FWIW, I use MegaRAID with few SSDs in RAID0 configuration and FastPath (I like it fast). Am I being careless with my data? Not really, I run backups every few hours apart, onto HDD, also rsynced to external machine. Few hours potential loss of data is not much of a problem for me. However, I might consider switching to CacheCade since I also have few unused 2TB drives. Would need to attach Chenbro or similar expander first, too lazy for it ATM ;)
And a 512GB SSD would be enough for what exactly ?
Booting the OS maybe and just that.
Nowadays a PC can't have less than 2TB.
It's quite common having 6 or more 3.5" 2TB hard drives in a mid-tower or full-tower case.
Try buying 12TB of SSD ... if you can afford that.
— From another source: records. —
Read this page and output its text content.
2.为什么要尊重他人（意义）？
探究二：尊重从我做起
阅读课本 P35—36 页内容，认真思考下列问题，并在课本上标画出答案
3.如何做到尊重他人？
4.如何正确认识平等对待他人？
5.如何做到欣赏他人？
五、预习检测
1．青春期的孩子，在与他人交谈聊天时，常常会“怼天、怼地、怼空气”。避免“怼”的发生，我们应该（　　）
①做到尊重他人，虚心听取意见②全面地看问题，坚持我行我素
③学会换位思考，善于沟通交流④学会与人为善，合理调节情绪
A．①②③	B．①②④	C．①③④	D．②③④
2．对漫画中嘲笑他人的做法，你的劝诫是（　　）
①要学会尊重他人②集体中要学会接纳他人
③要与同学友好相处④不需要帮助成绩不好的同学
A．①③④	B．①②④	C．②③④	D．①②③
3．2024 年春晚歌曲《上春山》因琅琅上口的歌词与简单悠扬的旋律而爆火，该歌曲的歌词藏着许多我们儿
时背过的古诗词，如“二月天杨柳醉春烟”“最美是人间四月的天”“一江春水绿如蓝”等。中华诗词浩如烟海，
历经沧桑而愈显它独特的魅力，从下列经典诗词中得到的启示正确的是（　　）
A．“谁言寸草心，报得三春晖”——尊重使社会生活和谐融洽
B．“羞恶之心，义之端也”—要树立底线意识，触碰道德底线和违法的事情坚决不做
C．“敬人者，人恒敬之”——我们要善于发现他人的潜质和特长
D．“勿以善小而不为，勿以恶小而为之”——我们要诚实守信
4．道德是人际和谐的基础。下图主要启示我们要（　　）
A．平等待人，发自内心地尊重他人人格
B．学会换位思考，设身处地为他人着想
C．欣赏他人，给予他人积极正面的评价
Nah, OSs aren't that big. I've got a 60Gb SSD (OCZ Vertex 2, if anyone cares...) as the boot drive in my PC, and there's still 25Gb left on it. There's also a 250Gb conventional drive for random junk, most of my data is on a 6Tb NAS.
512Gb probably isn't enough if that's absolutely all you have, but it depends what you do with it. My mum survives on a 120Gb netbook.
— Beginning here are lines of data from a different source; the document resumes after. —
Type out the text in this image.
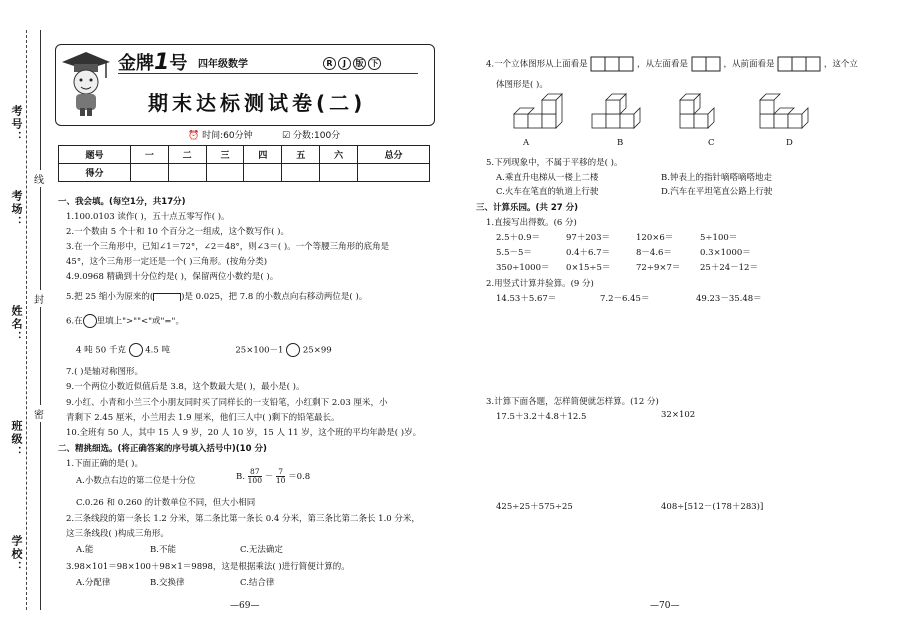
考号：
考场：
姓名：
班级：
学校：
线
封
密
金牌1号 四年级数学	R	J	版 下
期末达标测试卷(二)
⏰ 时间:60分钟	☑ 分数:100分
题号	一	二	三	四	五	六	总分
得分							
一、我会填。(每空1分，共17分)
1.100.0103 读作( )，五十点五零写作( )。
2.一个数由 5 个十和 10 个百分之一组成，这个数写作( )。
3.在一个三角形中，已知∠1＝72°，∠2＝48°，则∠3＝( )。一个等腰三角形的底角是
45°，这个三角形一定还是一个( )三角形。(按角分类)
4.9.0968 精确到十分位约是( )，保留两位小数约是( )。
5.把 25 缩小为原来的(	)是 0.025，把 7.8 的小数点向右移动两位是( )。
6.在 里填上">""<"或"="。
4 吨 50 千克 4.5 吨	25×100－1 25×99
7.( )是轴对称图形。
9.一个两位小数近似值后是 3.8，这个数最大是( )，最小是( )。
9.小红、小青和小兰三个小朋友同时买了同样长的一支铅笔，小红剩下 2.03 厘米，小
青剩下 2.45 厘米，小兰用去 1.9 厘米，他们三人中( )剩下的铅笔最长。
10.全班有 50 人，其中 15 人 9 岁，20 人 10 岁，15 人 11 岁，这个班的平均年龄是( )岁。
二、精挑细选。(将正确答案的序号填入括号中)(10 分)
1.下面正确的是( )。
A.小数点右边的第二位是十分位	B. $\frac{87}{100} - \frac{7}{10} =0.8$
C.0.26 和 0.260 的计数单位不同，但大小相同
2.三条线段的第一条长 1.2 分米，第二条比第一条长 0.4 分米，第三条比第二条长 1.0 分米，
这三条线段( )构成三角形。
A.能	B.不能	C.无法确定
3.98×101＝98×100＋98×1＝9898，这是根据乘法( )进行简便计算的。
A.分配律	B.交换律	C.结合律
—69—
4.一个立体图形从上面看是	，从左面看是	，从前面看是	，这个立
体图形是( )。
A	B	C	D
5.下列现象中，不属于平移的是( )。
A.乘直升电梯从一楼上二楼	B.钟表上的指针嘀嗒嘀嗒地走
C.火车在笔直的轨道上行驶	D.汽车在平坦笔直公路上行驶
三、计算乐园。(共 27 分)
1.直接写出得数。(6 分)
2.5＋0.9＝	97＋203＝	120×6＝	5÷100＝
5.5－5＝	0.4＋6.7＝	8－4.6＝	0.3×1000＝
350÷1000＝ 0×15÷5＝	72÷9×7＝ 25＋24－12＝
2.用竖式计算并验算。(9 分)
14.53＋5.67＝	7.2－6.45＝	49.23－35.48＝
3.计算下面各题，怎样简便就怎样算。(12 分)
17.5＋3.2＋4.8＋12.5	32×102
425÷25＋575÷25	408÷[512－(178＋283)]
—70—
"And a 512GB SSD would be enough for what exactly ?
Booting the OS maybe and just that.
Nowadays a PC can't have less than 2TB."
The VAST majority of users don't need anything approaching 2TB - My Gaming machine for example has a 250Gig Samsumg 830, running Win7Pro, Libre Office, a few other apps, Steam and about a Dozen Games installed, and there's room to spare.
Granted I'm not storing Gigs and gigs of Videos, and if I want to install a new game I need to install another, but where's the problem with that?
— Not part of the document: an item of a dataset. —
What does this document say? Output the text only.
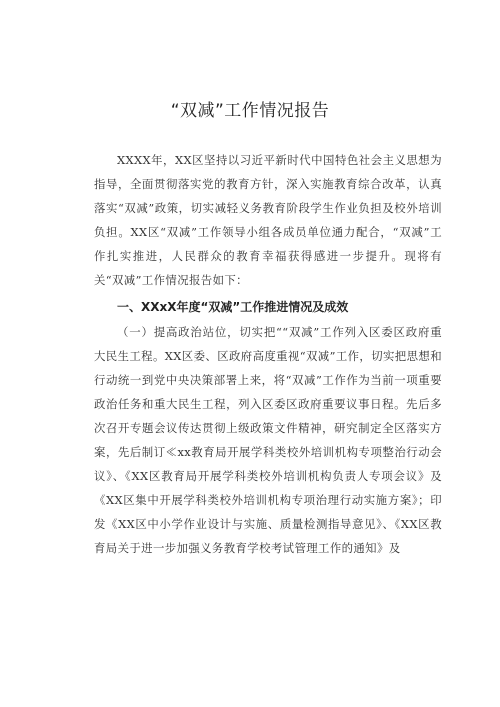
“双减”工作情况报告

XXXX年，XX区坚持以习近平新时代中国特色社会主义思想为指导，全面贯彻落实党的教育方针，深入实施教育综合改革，认真落实“双减”政策，切实减轻义务教育阶段学生作业负担及校外培训负担。XX区“双减”工作领导小组各成员单位通力配合，“双减”工作扎实推进，人民群众的教育幸福获得感进一步提升。现将有关“双减”工作情况报告如下：

一、XXxX年度“双减”工作推进情况及成效

（一）提高政治站位，切实把““双减”工作列入区委区政府重大民生工程。XX区委、区政府高度重视“双减”工作，切实把思想和行动统一到党中央决策部署上来，将“双减”工作作为当前一项重要政治任务和重大民生工程，列入区委区政府重要议事日程。先后多次召开专题会议传达贯彻上级政策文件精神，研究制定全区落实方案，先后制订≪xx教育局开展学科类校外培训机构专项整治行动会议》、《XX区教育局开展学科类校外培训机构负责人专项会议》及《XX区集中开展学科类校外培训机构专项治理行动实施方案》；印发《XX区中小学作业设计与实施、质量检测指导意见》、《XX区教育局关于进一步加强义务教育学校考试管理工作的通知》及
The overwhelming majority of users run Windows with some antivirus, Office apps and everything else they do is through their browser - that would all fit in a 64Gig drive without any issues at all.
And your comment about building 12TB of storage using SSDs only is argumentative and distinctly trollish. This article is about devices which are aimed at home/laptop use - no-one is suggesting using hybrid / cache drives for enterprise storage where 19" racks of dozens of disks are the norm.
Go and crawl back under your bridge.
Totally agree with you there. I have a 480Gb OCZ SSD in my laptop. I run several Server 2008 VM's from it. Just recently, sleeping windows with some VM's open has resulted in the SSD drive not being mounted at system restart.
So far hibernating the system seems to work but to be safe I have taken to closing down the VM's before travelling.
I also backup said VM's to a 2TB USB3 drive every day. I take regular backups of the codebase I am working on and copy it to another USB3 drive.
The speed difference that the SSD gives the VM's is huge. Booting an 8GB VM with SQLServer takes less than 10 seconds.